Award‐Winning Concept Empowers Students & Teachers. concept
Berliner Architects, as part of a core planning team of educators and consultants, developed a proposal to create a provocative learning environment for Vista High School, which was awarded a $10‐million challenge grant from Laurene Powell Jobs’ XQ: The Super School Project. Launched in 2015, XQ was an open call to rethink and redesign the American high school and conceptualize innovative models for 21st‐century learning. Berliner’s proposal was one of just five throughout the United States chosen by XQ out of more than 1,000 applicants. “The award is another step toward reinventing schools that reflect the culture, technologies, and pedagogies that empower students and teachers,” says Berliner.

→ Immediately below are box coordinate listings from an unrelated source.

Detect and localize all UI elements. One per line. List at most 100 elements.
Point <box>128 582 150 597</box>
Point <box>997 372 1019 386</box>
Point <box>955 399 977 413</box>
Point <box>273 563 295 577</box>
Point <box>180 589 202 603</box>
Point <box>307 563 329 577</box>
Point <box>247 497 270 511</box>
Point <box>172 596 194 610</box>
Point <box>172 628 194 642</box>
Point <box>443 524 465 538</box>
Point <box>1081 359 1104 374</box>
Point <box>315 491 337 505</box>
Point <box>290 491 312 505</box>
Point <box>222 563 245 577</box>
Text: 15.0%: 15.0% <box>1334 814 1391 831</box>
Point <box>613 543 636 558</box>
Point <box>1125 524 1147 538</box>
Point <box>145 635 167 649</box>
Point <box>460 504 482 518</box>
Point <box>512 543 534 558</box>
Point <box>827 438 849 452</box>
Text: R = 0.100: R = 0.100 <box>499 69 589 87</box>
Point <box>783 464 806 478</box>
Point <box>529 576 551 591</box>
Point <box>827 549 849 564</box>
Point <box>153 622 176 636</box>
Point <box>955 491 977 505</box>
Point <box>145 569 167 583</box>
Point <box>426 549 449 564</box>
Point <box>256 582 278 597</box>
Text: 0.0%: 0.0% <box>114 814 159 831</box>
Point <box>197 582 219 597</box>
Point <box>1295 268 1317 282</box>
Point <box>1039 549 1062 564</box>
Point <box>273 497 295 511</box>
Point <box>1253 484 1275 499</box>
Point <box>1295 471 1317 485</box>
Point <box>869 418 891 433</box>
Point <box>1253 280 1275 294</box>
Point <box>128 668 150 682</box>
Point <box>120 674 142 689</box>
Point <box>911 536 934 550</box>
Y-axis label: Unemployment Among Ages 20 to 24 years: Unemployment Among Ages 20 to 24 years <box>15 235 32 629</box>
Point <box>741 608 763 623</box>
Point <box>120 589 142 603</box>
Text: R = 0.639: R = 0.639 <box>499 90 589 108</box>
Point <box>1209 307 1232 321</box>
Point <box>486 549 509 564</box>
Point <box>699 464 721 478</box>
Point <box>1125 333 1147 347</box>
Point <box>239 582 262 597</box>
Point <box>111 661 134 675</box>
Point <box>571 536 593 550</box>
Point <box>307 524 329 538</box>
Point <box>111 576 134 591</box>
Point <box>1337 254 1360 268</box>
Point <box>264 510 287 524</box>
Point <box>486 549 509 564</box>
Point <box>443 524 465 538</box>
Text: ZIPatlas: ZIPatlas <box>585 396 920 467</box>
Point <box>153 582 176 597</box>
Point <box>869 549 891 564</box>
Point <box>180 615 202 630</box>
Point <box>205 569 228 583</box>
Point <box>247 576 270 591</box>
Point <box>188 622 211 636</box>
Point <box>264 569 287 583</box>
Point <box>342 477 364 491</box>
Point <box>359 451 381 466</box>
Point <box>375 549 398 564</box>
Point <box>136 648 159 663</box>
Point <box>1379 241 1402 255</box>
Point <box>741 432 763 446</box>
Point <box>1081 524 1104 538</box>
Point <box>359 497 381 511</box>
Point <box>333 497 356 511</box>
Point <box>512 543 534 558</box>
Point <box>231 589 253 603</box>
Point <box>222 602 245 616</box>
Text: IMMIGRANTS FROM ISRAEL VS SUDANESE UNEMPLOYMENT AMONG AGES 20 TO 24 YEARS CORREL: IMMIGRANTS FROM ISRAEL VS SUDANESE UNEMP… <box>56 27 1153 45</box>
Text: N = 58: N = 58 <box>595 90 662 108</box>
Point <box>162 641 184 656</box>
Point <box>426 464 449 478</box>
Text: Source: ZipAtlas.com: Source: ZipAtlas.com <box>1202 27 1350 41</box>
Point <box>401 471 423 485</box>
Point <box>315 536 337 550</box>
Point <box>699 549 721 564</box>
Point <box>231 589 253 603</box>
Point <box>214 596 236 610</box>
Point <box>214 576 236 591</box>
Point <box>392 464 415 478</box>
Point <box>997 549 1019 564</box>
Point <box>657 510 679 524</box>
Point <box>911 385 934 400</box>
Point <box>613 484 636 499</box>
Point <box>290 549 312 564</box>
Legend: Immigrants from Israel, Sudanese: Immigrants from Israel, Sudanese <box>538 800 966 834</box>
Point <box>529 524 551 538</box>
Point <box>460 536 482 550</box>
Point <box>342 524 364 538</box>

The architectural scheme is interspersed with common areas that serve as hubs for spontaneous learning activities, including outdoor circulation and amphitheater, student gathering areas, and café‐like study areas. The building design features glass façades that can be opened to connect with these dedicated outdoor spaces.
About Berliner Architects
Established in 1996 in Los Angeles by Richard Berliner, AIA, LEED AP, Berliner Architects believes that every space counts—thoughtfully designed spaces positively impact their occupants’ qualities of life, improving the way people live, work, learn, and play. The firm prides itself on thoughtful, cost‐effective, and sustainable design solutions created in collaboration with its clients. Recognized for its work across various typologies— including higher education, K‐12, entertainment, spiritual, and master planning—Berliner Architects has won more than 20 awards for its impactful, efficient, and user‐friendly designs, including the XQ Super School and Classroom of the Future awards.